Ce samedi 25 mars, Emmanuel Macron a effectué une visite officielle à Athènes, marquée par des déclarations significatives concernant l’accord de défense entre la France et la Grèce. Ce partenariat, qui a été signé pour la première fois en 2021, est désormais renforcé par une promesse d’assistance mutuelle en cas d’agression, un engagement que le président français a qualifié de « béton ». Lors d’une conférence de presse conjointe avec le Premier ministre grec, Kyriakos Mitsotakis, il a affirmé sans équivoque : « Ne vous posez même pas la question. Quoi qu’il arrive, nous serons là, à vos côtés. »
EN BREF
- Macron réaffirme la solidité de l’accord de défense français-grec à Athènes.
- Les deux pays cherchent à établir un modèle de défense européenne face aux incertitudes géopolitiques.
- La Grèce a commandé des armements français, renforçant ainsi ce partenariat stratégique.
Les discussions entre Emmanuel Macron et Kyriakos Mitsotakis ont également eu lieu dans le cadre historique de l’Agora romaine, où le Premier ministre grec a souligné que les propos du président français avaient « véritablement touché le cœur des Grecs ». Ce rapprochement est d’autant plus significatif dans un contexte où la Grèce a augmenté ses achats d’armements français, notamment 24 avions de chasse Rafale et quatre frégates, depuis l’arrivée de Mitsotakis au pouvoir en 2019.
Le partenariat stratégique entre la France et la Grèce est perçu comme un modèle pour l’Europe de la défense, qui peine encore à se structurer face aux défis géopolitiques actuels. Les deux dirigeants estiment que cet accord de défense doit servir d’exemple pour renforcer la coopération militaire sur le continent, notamment en réponse à un désengagement croissant des États-Unis en Europe.
Lors de cette rencontre, Kyriakos Mitsotakis a noté que ce rapprochement a été anticipé par les récents bouleversements géopolitiques. Par ailleurs, il a mis en avant la nécessité d’une autonomie stratégique pour l’Europe, une idée que partage Emmanuel Macron depuis son discours à la Sorbonne en 2017.
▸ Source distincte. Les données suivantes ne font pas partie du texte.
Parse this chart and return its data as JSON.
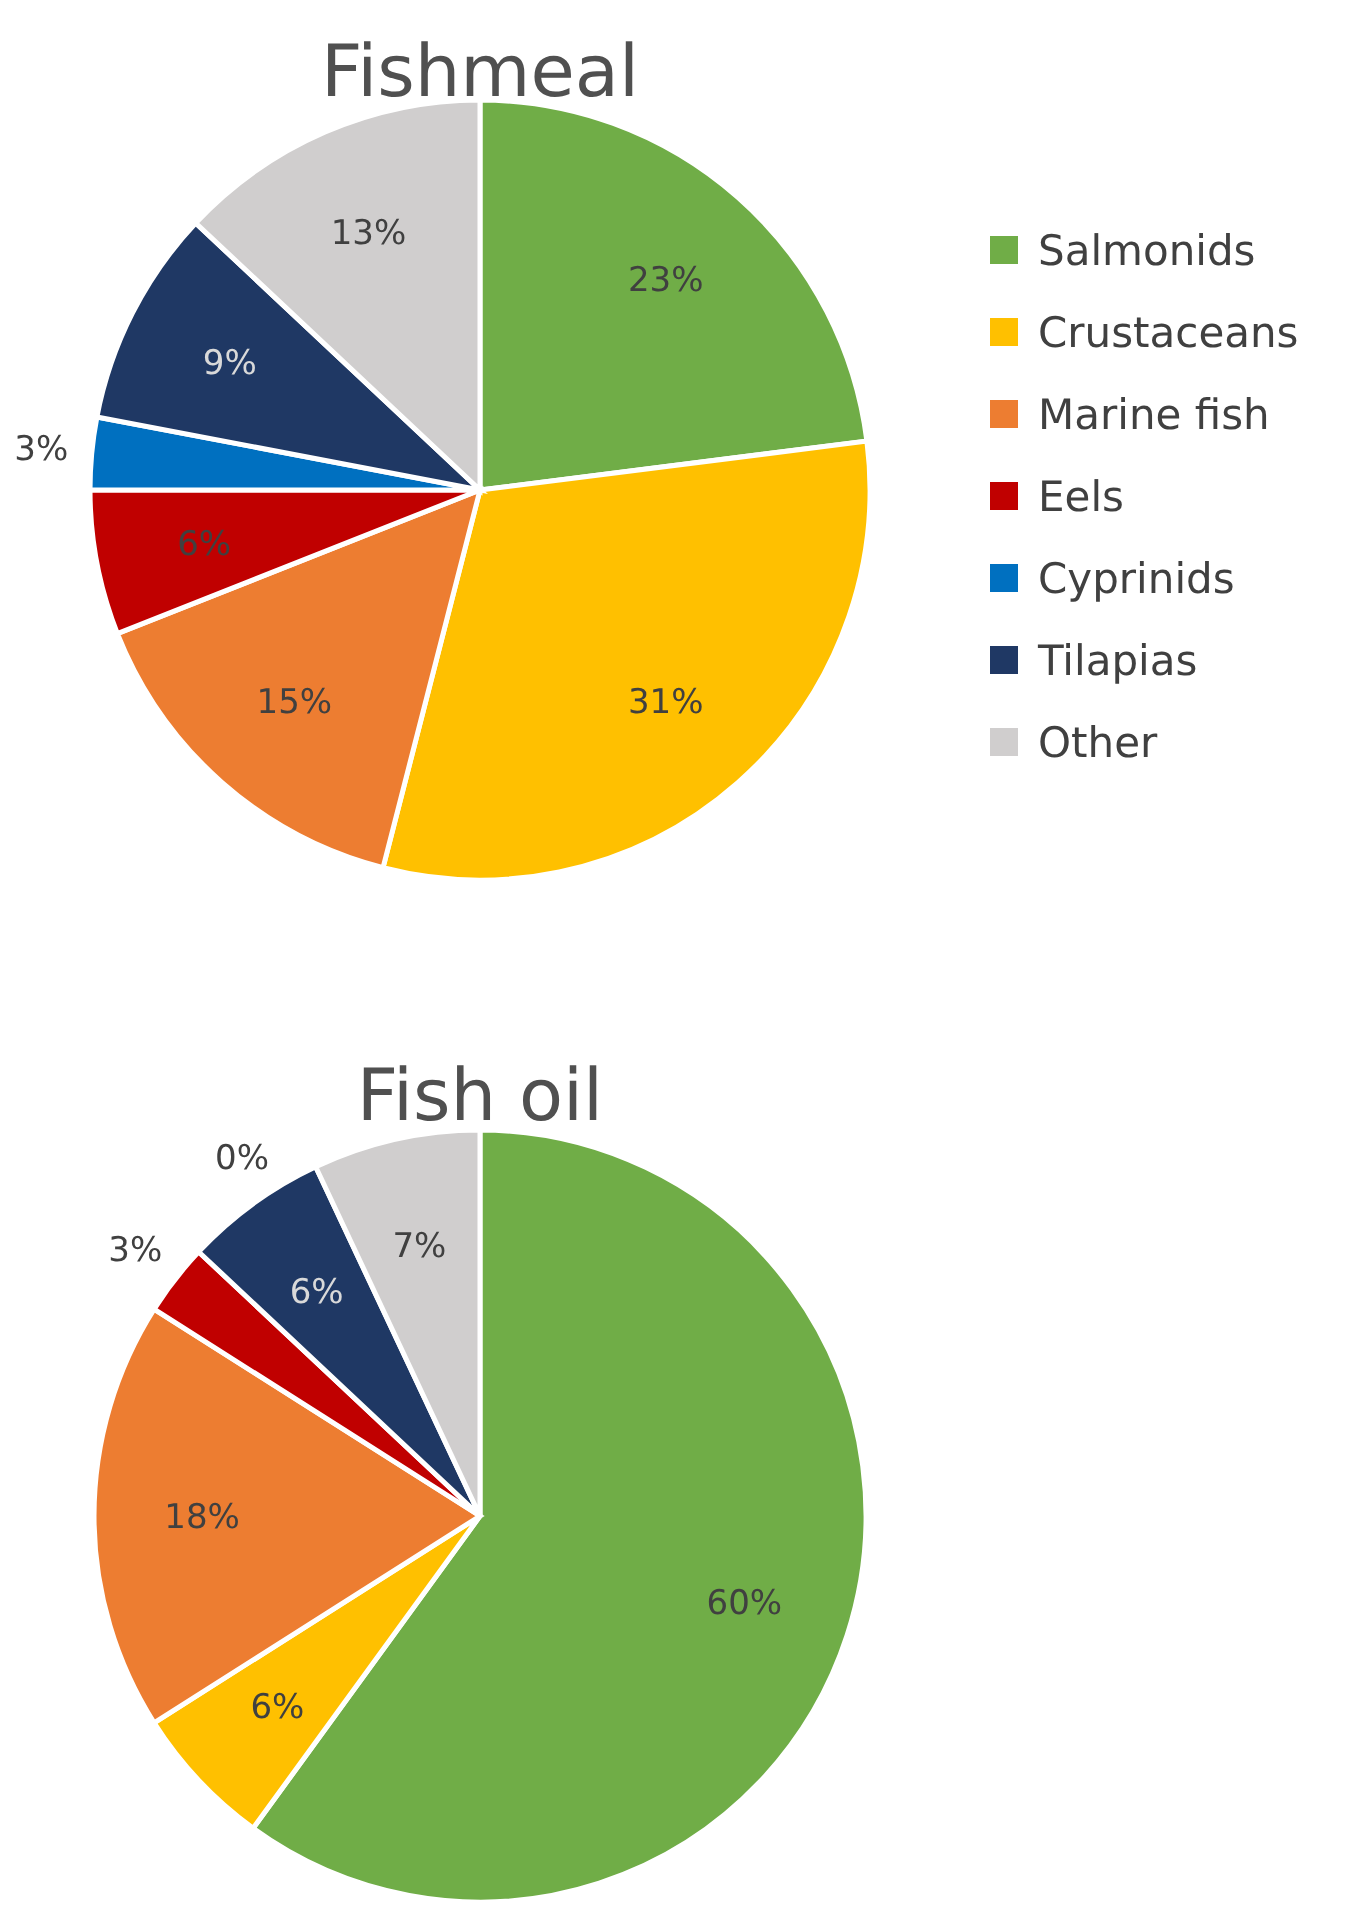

Concrètement, l’accord franco-grec sera reconduit tacitement et complété par un partenariat stratégique élargi. Ce dernier intervient dans un contexte où les tensions avec la Turquie, un ancien rival historique et partenaire de l’Otan, continuent de resurgir, justifiant ainsi les efforts d’Athènes pour moderniser ses forces armées.
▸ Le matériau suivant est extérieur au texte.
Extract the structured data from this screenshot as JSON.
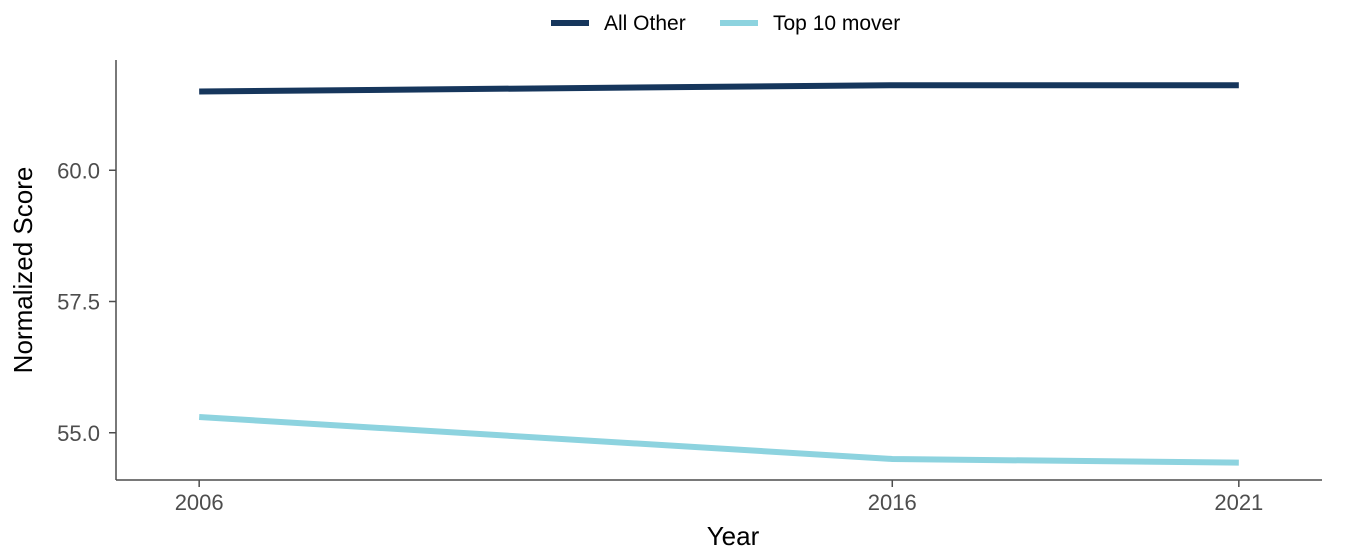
{
  "chart_data": {
    "type": "line",
    "xlabel": "Year",
    "ylabel": "Normalized Score",
    "x": [
      2006,
      2016,
      2021
    ],
    "x_ticks": [
      "2006",
      "2016",
      "2021"
    ],
    "y_ticks": [
      "55.0",
      "57.5",
      "60.0"
    ],
    "xlim": [
      2004.8,
      2022.2
    ],
    "ylim": [
      54.1,
      62.1
    ],
    "grid": false,
    "legend_position": "top",
    "series": [
      {
        "name": "All Other",
        "color": "#16365c",
        "values": [
          61.5,
          61.62,
          61.62
        ]
      },
      {
        "name": "Top 10 mover",
        "color": "#8dd3df",
        "values": [
          55.3,
          54.5,
          54.43
        ]
      }
    ]
  }
}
En outre, la Grèce fait partie des pays européens qui ont accepté d’adhérer à une initiative française de coopération sur le feu nucléaire. Cela inclut la possibilité d’accueillir des « déploiements de circonstances » d’avions français dotés d’armements nucléaires sur son territoire.
Emmanuel Macron a conclu en affirmant que cette dynamique d’entente entre la France et la Grèce inspire le reste de l’Europe. Il a mis en avant la consolidation du pilier européen de l’Otan ainsi que la formation d’une véritable stratégie pour une Europe de la défense, se réjouissant de pouvoir dessiner depuis Athènes une diplomatie stable et fiable, loin des fluctuations politiques américaines.